To put the recent fall in commodity prices into perspective, Mr Bloxham notes that while commodity prices are “clearly past their peak”, they are still high as measured by the International Monetary Fund commodity index – with metal prices 190 per cent higher than in the year 2000 and energy prices 240 per cent higher.
HSBC said Asian demand for infrastructure went well beyond China, with total regional demand valued at $US11.5 trillion over the next 17 years.
That whopping infrastructure investment estimate was published earlier this month in a separate HSBC analysis of the Asian region by the bank’s north-east Asian economist Ronald Man, who helped create a new measure of the region’s economy called the Asia Infrastructure Measure (AIM).
For WA, which is intimately plugged into the development of its northern neighbours, following the AIM index could be a useful guide for local miners, gas producers and investors.
Central to the AIM index is urbanization, which has been a driving force in Chinese demand for raw materials and, in turn, a driving force of the WA economy.
While China is estimated to be about halfway through its rush to urbanise, there are still 80 Chinese cities with populations of more than 5 million people but without subway systems – which they are keen to build.
Mr Man has included 11 Asian countries in the AIM index, noting that it is not possible to use a one-size-fits-all approach, with three broad groups at different stages of urbanising.
They are:
• Foundation economies that have just started the urbanisation process, including Indonesia, the Philippines, Vietnam, Thailand and India. They will be the slow developers.
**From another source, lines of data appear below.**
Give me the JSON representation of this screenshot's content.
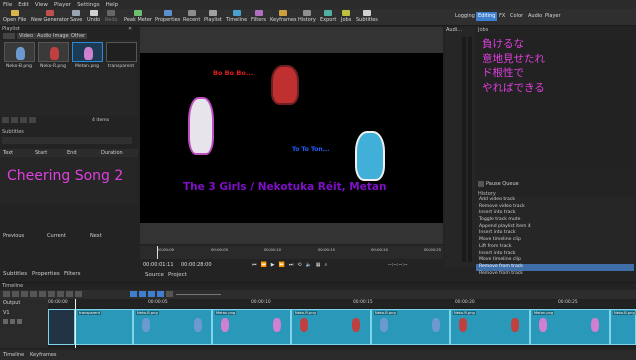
{
  "menu": [
    "File",
    "Edit",
    "View",
    "Player",
    "Settings",
    "Help"
  ],
  "toolbar": {
    "buttons": [
      "Open File",
      "New Generator",
      "Save",
      "Undo",
      "Redo",
      "Peak Meter",
      "Properties",
      "Recent",
      "Playlist",
      "Timeline",
      "Filters",
      "Keyframes",
      "History",
      "Export",
      "Jobs",
      "Subtitles"
    ],
    "layouts": [
      "Logging",
      "Editing",
      "FX",
      "Color",
      "Audio",
      "Player"
    ],
    "active_layout": "Editing"
  },
  "playlist": {
    "title": "Playlist",
    "filter_tabs": [
      "Video",
      "Audio",
      "Image",
      "Other"
    ],
    "items": [
      "Neko-B.png",
      "Neko-R.png",
      "Metan.png",
      "transparent"
    ],
    "count": "4 items"
  },
  "subtitles": {
    "title": "Subtitles",
    "columns": [
      "Text",
      "Start",
      "End",
      "Duration"
    ],
    "preview_text": "Cheering Song 2",
    "nav": [
      "Previous",
      "Current",
      "Next"
    ]
  },
  "left_tabs": [
    "Subtitles",
    "Properties",
    "Filters"
  ],
  "viewer": {
    "text_bo": "Bo Bo Bo...",
    "text_to": "To To Ton...",
    "caption": "The 3 Girls / Nekotuka Réit, Metan",
    "timecode": "00:00:01:11",
    "duration": "00:00:28:00",
    "ruler": [
      "00:00:00",
      "00:00:05",
      "00:00:10",
      "00:00:15",
      "00:00:20",
      "00:00:25"
    ],
    "tabs": [
      "Source",
      "Project"
    ],
    "out_time": "--:--:--:--"
  },
  "audio_title": "Audi…",
  "jobs": {
    "title": "Jobs",
    "lyrics": [
      "負けるな",
      "意地見せたれ",
      "ド根性で",
      "やればできる"
    ],
    "pause_queue": "Pause Queue"
  },
  "history": {
    "title": "History",
    "items": [
      "Add video track",
      "Remove video track",
      "Insert into track",
      "Toggle track mute",
      "Append playlist item 4",
      "Insert into track",
      "Move timeline clip",
      "Lift from track",
      "Insert into track",
      "Move timeline clip",
      "Remove from track",
      "Remove from track"
    ],
    "selected_index": 10
  },
  "timeline": {
    "title": "Timeline",
    "output_label": "Output",
    "track_label": "V1",
    "ruler": [
      "00:00:00",
      "00:00:05",
      "00:00:10",
      "00:00:15",
      "00:00:20",
      "00:00:25"
    ],
    "clips": [
      "transparent",
      "Neko-B.png",
      "Metan.png",
      "Neko-R.png",
      "Neko-B.png",
      "Neko-R.png",
      "Metan.png",
      "Neko-B.png"
    ]
  },
  "bottom_tabs": [
    "Timeline",
    "Keyframes"
  ],
  "colors": {
    "accent": "#3f7fd0",
    "clip": "#2a98b8",
    "viewer_bg": "#000000",
    "magenta_text": "#e040e0",
    "red_text": "#e02020",
    "blue_text": "#2060ff",
    "caption": "#8010c8"
  }
}
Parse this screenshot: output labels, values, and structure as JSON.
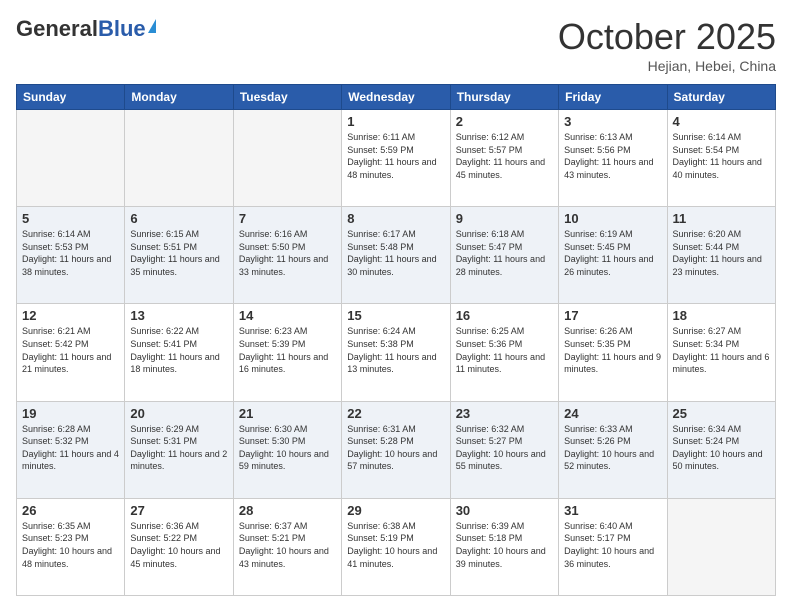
{
  "header": {
    "logo_general": "General",
    "logo_blue": "Blue",
    "month": "October 2025",
    "location": "Hejian, Hebei, China"
  },
  "weekdays": [
    "Sunday",
    "Monday",
    "Tuesday",
    "Wednesday",
    "Thursday",
    "Friday",
    "Saturday"
  ],
  "weeks": [
    [
      {
        "day": "",
        "info": ""
      },
      {
        "day": "",
        "info": ""
      },
      {
        "day": "",
        "info": ""
      },
      {
        "day": "1",
        "info": "Sunrise: 6:11 AM\nSunset: 5:59 PM\nDaylight: 11 hours\nand 48 minutes."
      },
      {
        "day": "2",
        "info": "Sunrise: 6:12 AM\nSunset: 5:57 PM\nDaylight: 11 hours\nand 45 minutes."
      },
      {
        "day": "3",
        "info": "Sunrise: 6:13 AM\nSunset: 5:56 PM\nDaylight: 11 hours\nand 43 minutes."
      },
      {
        "day": "4",
        "info": "Sunrise: 6:14 AM\nSunset: 5:54 PM\nDaylight: 11 hours\nand 40 minutes."
      }
    ],
    [
      {
        "day": "5",
        "info": "Sunrise: 6:14 AM\nSunset: 5:53 PM\nDaylight: 11 hours\nand 38 minutes."
      },
      {
        "day": "6",
        "info": "Sunrise: 6:15 AM\nSunset: 5:51 PM\nDaylight: 11 hours\nand 35 minutes."
      },
      {
        "day": "7",
        "info": "Sunrise: 6:16 AM\nSunset: 5:50 PM\nDaylight: 11 hours\nand 33 minutes."
      },
      {
        "day": "8",
        "info": "Sunrise: 6:17 AM\nSunset: 5:48 PM\nDaylight: 11 hours\nand 30 minutes."
      },
      {
        "day": "9",
        "info": "Sunrise: 6:18 AM\nSunset: 5:47 PM\nDaylight: 11 hours\nand 28 minutes."
      },
      {
        "day": "10",
        "info": "Sunrise: 6:19 AM\nSunset: 5:45 PM\nDaylight: 11 hours\nand 26 minutes."
      },
      {
        "day": "11",
        "info": "Sunrise: 6:20 AM\nSunset: 5:44 PM\nDaylight: 11 hours\nand 23 minutes."
      }
    ],
    [
      {
        "day": "12",
        "info": "Sunrise: 6:21 AM\nSunset: 5:42 PM\nDaylight: 11 hours\nand 21 minutes."
      },
      {
        "day": "13",
        "info": "Sunrise: 6:22 AM\nSunset: 5:41 PM\nDaylight: 11 hours\nand 18 minutes."
      },
      {
        "day": "14",
        "info": "Sunrise: 6:23 AM\nSunset: 5:39 PM\nDaylight: 11 hours\nand 16 minutes."
      },
      {
        "day": "15",
        "info": "Sunrise: 6:24 AM\nSunset: 5:38 PM\nDaylight: 11 hours\nand 13 minutes."
      },
      {
        "day": "16",
        "info": "Sunrise: 6:25 AM\nSunset: 5:36 PM\nDaylight: 11 hours\nand 11 minutes."
      },
      {
        "day": "17",
        "info": "Sunrise: 6:26 AM\nSunset: 5:35 PM\nDaylight: 11 hours\nand 9 minutes."
      },
      {
        "day": "18",
        "info": "Sunrise: 6:27 AM\nSunset: 5:34 PM\nDaylight: 11 hours\nand 6 minutes."
      }
    ],
    [
      {
        "day": "19",
        "info": "Sunrise: 6:28 AM\nSunset: 5:32 PM\nDaylight: 11 hours\nand 4 minutes."
      },
      {
        "day": "20",
        "info": "Sunrise: 6:29 AM\nSunset: 5:31 PM\nDaylight: 11 hours\nand 2 minutes."
      },
      {
        "day": "21",
        "info": "Sunrise: 6:30 AM\nSunset: 5:30 PM\nDaylight: 10 hours\nand 59 minutes."
      },
      {
        "day": "22",
        "info": "Sunrise: 6:31 AM\nSunset: 5:28 PM\nDaylight: 10 hours\nand 57 minutes."
      },
      {
        "day": "23",
        "info": "Sunrise: 6:32 AM\nSunset: 5:27 PM\nDaylight: 10 hours\nand 55 minutes."
      },
      {
        "day": "24",
        "info": "Sunrise: 6:33 AM\nSunset: 5:26 PM\nDaylight: 10 hours\nand 52 minutes."
      },
      {
        "day": "25",
        "info": "Sunrise: 6:34 AM\nSunset: 5:24 PM\nDaylight: 10 hours\nand 50 minutes."
      }
    ],
    [
      {
        "day": "26",
        "info": "Sunrise: 6:35 AM\nSunset: 5:23 PM\nDaylight: 10 hours\nand 48 minutes."
      },
      {
        "day": "27",
        "info": "Sunrise: 6:36 AM\nSunset: 5:22 PM\nDaylight: 10 hours\nand 45 minutes."
      },
      {
        "day": "28",
        "info": "Sunrise: 6:37 AM\nSunset: 5:21 PM\nDaylight: 10 hours\nand 43 minutes."
      },
      {
        "day": "29",
        "info": "Sunrise: 6:38 AM\nSunset: 5:19 PM\nDaylight: 10 hours\nand 41 minutes."
      },
      {
        "day": "30",
        "info": "Sunrise: 6:39 AM\nSunset: 5:18 PM\nDaylight: 10 hours\nand 39 minutes."
      },
      {
        "day": "31",
        "info": "Sunrise: 6:40 AM\nSunset: 5:17 PM\nDaylight: 10 hours\nand 36 minutes."
      },
      {
        "day": "",
        "info": ""
      }
    ]
  ]
}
• Take-off economies, including China, Malaysia and Sri Lanka.
• Flying economies such as Hong Kong, Singapore and South Korea.
“Infrastructure projects are the building blocks of economic development,” Mr Man wrote. “Every road, railway, port, power station and airport increases growth, speeds up trade or helps business.
“Nowhere is this picture as clear as in Asia, where people are flocking to cities in their millions, generating a wave of urbanisation that, in turn, is creating more demand for infrastructure. It’s a self-fulfilling prophecy.”
In WA, which is feeling the pressure of project deferrals and delayed investment decisions, the HSBC view of the world is a reminder that the current downturn is more of a speed bump that a brick wall.